Initial jobless claims, a proxy for layoffs across the U.S., decreased by 18,000 to a seasonally adjusted 214,000 in the week ended July 7, the Labor Department said Thursday. Economists surveyed by The Wall Street Journal expected 225,000 new claims last week.
Last week’s jobless claims were just above the multidecade lows touched this spring, consistent with other measures showing a robust labor market.
Seasonally adjusted claims data, however, can be choppy in early July. The Independence Day holiday closed state offices that process claims and auto makers typically have planned layoffs this time of year for retooling. But the exact timing of those events can shift year-to-year, potentially causing swings in weekly data.

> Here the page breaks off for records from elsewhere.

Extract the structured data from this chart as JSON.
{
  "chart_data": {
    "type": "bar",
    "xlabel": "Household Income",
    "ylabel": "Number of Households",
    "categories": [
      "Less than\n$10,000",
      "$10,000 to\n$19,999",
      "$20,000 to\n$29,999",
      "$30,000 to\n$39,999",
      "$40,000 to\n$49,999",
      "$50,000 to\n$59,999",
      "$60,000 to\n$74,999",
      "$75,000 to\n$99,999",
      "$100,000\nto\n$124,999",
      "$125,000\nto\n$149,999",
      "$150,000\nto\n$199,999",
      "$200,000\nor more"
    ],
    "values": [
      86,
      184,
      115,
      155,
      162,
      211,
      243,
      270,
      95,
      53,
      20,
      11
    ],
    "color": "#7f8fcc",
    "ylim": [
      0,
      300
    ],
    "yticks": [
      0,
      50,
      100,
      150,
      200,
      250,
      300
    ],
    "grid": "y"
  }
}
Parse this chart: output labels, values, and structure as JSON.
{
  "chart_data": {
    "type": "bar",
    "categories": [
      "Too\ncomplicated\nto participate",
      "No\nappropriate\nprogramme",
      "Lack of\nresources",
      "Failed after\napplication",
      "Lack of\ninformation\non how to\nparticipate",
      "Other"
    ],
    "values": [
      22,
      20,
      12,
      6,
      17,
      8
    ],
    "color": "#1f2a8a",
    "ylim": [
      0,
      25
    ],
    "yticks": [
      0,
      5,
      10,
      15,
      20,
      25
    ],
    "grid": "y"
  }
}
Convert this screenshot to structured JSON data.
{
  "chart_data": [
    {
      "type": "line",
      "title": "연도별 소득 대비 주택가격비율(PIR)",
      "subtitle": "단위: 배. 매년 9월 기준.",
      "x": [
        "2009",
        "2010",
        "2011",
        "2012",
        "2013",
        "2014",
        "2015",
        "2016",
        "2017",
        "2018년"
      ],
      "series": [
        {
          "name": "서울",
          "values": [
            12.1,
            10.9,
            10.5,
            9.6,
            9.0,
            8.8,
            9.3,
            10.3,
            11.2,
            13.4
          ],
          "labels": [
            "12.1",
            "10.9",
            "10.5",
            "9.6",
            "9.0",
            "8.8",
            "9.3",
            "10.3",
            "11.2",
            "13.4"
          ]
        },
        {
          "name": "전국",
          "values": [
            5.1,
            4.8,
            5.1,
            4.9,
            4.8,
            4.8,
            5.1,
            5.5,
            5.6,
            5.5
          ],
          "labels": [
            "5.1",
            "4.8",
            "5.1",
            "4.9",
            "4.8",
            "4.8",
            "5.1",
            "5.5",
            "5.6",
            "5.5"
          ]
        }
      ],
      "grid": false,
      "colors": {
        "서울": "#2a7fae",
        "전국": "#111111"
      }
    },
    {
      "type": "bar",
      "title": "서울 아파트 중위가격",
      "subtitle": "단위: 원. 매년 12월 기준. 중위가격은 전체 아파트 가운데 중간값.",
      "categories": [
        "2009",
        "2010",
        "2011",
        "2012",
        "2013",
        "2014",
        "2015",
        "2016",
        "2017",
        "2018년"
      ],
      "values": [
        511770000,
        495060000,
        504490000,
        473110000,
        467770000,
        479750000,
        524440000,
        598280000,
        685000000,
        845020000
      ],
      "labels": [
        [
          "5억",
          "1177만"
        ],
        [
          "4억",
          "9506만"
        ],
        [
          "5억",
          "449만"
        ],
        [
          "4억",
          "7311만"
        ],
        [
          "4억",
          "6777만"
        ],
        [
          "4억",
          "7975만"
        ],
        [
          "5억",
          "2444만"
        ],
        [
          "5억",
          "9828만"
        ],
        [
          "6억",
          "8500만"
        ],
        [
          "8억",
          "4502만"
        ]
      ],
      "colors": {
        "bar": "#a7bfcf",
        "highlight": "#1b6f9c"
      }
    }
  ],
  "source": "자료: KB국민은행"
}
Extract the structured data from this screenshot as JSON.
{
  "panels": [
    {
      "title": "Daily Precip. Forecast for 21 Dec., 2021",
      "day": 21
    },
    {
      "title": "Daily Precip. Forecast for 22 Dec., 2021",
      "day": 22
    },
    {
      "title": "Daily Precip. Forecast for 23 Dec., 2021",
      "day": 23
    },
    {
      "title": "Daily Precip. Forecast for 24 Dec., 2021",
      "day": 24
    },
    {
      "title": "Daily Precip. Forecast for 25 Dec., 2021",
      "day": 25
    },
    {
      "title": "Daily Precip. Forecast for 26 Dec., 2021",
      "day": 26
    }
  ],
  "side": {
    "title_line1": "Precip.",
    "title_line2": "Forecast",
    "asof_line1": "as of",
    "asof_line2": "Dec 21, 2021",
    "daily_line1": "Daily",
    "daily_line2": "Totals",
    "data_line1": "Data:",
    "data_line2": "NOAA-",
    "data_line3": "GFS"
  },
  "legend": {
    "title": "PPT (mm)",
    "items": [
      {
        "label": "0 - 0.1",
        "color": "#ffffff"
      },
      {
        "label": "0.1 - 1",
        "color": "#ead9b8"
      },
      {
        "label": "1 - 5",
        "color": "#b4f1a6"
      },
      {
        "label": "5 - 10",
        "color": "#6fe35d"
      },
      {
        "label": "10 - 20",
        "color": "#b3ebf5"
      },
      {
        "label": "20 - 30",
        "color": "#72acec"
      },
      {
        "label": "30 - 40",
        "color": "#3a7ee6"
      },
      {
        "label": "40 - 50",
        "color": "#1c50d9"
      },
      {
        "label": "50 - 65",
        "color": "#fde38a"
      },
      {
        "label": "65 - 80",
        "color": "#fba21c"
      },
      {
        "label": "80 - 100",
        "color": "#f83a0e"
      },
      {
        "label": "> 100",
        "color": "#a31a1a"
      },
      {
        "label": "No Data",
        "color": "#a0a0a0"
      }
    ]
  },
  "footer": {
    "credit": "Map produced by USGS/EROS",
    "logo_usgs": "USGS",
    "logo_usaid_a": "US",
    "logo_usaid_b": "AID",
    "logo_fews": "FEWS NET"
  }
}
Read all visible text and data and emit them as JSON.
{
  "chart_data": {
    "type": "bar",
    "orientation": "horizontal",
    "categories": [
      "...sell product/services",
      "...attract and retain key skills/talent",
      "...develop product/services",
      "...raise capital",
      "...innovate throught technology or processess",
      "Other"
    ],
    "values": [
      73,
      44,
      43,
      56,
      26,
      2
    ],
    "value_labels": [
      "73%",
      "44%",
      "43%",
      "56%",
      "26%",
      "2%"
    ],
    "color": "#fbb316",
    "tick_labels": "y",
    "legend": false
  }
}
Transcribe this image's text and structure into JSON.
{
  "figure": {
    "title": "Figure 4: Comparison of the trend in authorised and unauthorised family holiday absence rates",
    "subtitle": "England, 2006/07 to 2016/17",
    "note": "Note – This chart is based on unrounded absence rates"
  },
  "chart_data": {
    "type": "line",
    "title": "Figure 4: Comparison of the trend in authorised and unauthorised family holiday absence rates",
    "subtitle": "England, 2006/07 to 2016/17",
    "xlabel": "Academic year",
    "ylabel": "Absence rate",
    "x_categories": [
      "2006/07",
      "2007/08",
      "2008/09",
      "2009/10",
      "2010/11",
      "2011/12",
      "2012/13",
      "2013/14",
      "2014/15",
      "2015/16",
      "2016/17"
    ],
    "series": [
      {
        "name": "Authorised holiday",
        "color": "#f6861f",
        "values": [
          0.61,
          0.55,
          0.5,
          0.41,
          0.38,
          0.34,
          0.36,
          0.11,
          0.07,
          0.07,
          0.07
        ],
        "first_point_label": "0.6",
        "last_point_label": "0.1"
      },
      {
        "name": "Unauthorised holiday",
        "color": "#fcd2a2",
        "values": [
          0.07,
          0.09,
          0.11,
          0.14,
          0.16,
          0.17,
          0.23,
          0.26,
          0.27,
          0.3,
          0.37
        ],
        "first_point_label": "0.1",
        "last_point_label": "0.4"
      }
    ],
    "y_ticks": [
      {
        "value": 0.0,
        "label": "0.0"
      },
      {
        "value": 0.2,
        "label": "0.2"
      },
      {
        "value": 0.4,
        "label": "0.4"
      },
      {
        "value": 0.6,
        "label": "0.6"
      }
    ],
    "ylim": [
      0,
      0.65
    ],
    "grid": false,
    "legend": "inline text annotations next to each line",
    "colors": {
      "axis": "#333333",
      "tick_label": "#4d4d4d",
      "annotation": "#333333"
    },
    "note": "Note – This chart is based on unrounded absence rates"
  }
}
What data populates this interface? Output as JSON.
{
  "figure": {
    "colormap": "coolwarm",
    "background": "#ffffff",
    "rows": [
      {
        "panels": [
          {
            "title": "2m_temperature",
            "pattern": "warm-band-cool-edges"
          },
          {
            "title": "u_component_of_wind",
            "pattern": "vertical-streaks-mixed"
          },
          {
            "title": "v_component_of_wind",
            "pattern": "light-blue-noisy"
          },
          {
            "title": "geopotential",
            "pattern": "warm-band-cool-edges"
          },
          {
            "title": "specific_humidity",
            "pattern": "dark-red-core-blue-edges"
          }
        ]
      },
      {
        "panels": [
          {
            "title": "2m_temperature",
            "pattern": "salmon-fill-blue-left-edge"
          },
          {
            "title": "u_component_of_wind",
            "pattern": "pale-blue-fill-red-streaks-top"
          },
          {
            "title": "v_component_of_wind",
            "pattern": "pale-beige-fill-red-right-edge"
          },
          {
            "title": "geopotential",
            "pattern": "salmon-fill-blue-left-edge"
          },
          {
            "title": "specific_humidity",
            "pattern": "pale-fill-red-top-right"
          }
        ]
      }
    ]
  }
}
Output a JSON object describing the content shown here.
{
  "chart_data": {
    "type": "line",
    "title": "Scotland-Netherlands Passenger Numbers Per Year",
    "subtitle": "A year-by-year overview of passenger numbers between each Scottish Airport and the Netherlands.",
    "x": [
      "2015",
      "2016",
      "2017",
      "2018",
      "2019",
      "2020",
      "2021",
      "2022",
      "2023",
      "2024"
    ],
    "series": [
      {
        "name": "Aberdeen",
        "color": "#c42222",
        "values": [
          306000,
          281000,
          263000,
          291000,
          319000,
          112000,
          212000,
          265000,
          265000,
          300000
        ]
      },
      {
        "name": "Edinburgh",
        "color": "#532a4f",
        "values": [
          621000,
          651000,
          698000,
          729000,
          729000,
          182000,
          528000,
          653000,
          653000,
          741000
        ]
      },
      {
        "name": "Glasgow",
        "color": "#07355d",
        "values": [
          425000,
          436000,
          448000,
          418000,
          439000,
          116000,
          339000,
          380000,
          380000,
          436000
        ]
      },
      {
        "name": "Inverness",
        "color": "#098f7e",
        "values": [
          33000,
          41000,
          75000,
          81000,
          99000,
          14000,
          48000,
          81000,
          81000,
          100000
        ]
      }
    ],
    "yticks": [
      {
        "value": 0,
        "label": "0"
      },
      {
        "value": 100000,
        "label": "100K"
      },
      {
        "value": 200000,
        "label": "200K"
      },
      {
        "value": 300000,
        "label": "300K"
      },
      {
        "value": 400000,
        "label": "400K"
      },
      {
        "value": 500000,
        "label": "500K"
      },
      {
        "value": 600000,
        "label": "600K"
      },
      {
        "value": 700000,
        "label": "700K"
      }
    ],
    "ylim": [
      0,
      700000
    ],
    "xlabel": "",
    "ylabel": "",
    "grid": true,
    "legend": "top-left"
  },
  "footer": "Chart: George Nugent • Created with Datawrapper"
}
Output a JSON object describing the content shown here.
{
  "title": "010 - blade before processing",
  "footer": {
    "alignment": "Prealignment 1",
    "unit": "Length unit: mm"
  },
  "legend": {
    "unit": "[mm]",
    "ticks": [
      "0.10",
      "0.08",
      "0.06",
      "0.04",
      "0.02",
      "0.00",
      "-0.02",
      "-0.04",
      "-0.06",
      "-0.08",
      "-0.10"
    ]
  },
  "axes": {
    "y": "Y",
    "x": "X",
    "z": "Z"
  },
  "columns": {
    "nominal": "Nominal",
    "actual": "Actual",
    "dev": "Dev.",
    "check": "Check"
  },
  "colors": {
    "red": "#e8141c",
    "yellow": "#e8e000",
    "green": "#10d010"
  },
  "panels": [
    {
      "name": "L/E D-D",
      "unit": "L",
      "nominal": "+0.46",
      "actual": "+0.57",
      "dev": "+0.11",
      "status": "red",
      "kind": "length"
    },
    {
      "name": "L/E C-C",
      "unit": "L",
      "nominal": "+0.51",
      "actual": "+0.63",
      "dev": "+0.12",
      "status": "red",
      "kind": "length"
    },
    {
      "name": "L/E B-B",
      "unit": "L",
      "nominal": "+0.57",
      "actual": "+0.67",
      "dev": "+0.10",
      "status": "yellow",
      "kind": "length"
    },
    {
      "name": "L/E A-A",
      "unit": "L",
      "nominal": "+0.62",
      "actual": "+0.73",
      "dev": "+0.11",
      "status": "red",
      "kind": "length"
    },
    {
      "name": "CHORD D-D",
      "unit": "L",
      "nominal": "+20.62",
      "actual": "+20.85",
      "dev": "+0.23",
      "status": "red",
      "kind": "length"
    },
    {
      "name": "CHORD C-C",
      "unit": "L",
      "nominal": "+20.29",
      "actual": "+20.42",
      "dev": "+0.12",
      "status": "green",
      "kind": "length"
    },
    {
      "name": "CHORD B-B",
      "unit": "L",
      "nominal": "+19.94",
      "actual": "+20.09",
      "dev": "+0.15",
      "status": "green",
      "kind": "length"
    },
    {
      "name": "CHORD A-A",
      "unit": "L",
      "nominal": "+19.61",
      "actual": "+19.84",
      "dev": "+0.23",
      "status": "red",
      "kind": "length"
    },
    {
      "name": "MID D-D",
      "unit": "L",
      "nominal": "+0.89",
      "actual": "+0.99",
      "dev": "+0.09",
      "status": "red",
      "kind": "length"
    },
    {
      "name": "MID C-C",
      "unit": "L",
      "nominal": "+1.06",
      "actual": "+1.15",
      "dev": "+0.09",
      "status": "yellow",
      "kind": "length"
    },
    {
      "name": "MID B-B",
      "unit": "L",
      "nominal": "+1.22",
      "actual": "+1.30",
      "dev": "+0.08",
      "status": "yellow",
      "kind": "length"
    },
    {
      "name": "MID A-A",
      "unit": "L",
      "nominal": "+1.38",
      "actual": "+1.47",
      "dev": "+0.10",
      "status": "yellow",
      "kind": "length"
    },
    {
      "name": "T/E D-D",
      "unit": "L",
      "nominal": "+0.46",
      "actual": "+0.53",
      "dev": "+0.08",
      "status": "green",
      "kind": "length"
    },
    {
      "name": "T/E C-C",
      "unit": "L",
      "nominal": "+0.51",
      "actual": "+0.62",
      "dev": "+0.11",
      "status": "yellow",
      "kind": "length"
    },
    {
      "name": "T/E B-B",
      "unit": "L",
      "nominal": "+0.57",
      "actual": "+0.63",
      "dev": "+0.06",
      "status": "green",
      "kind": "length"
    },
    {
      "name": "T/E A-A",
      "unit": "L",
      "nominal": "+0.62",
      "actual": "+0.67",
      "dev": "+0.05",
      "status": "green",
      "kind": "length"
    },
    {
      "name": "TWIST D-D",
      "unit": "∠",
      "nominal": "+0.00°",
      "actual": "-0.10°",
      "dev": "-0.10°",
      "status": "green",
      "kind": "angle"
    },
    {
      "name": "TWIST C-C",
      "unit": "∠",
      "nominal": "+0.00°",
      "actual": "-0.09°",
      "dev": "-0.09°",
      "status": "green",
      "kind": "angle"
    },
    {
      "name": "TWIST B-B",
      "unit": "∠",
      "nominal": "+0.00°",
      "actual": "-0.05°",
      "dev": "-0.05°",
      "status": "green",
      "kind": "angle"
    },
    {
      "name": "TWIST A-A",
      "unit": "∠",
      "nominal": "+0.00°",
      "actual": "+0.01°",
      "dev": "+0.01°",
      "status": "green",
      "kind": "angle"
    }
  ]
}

A steadier measure, the four-week moving average of claims fell by 1,750 to 223,000. Claims for the June 30 week were revised up to 232,000 from an initial estimate of 231,000.
More broadly, an extremely tight labor market—the June unemployment rate was 4.0%—makes businesses reluctant to let workers go. The availability of jobs, and in some cases better pay, is causing workers to quit their jobs at record levels and is encouraging other Americans to start or restart job searches. Quitters and newcomers to the labor market can be counted as unemployed, but they are not eligible to apply for jobless benefits.
Thursday’s report showed the number of claims workers made for longer than a week decreased by 3,000 to 1,739,000 in the week ended June 30. The figure, also known as continuing claims, is reported with a one-week lag.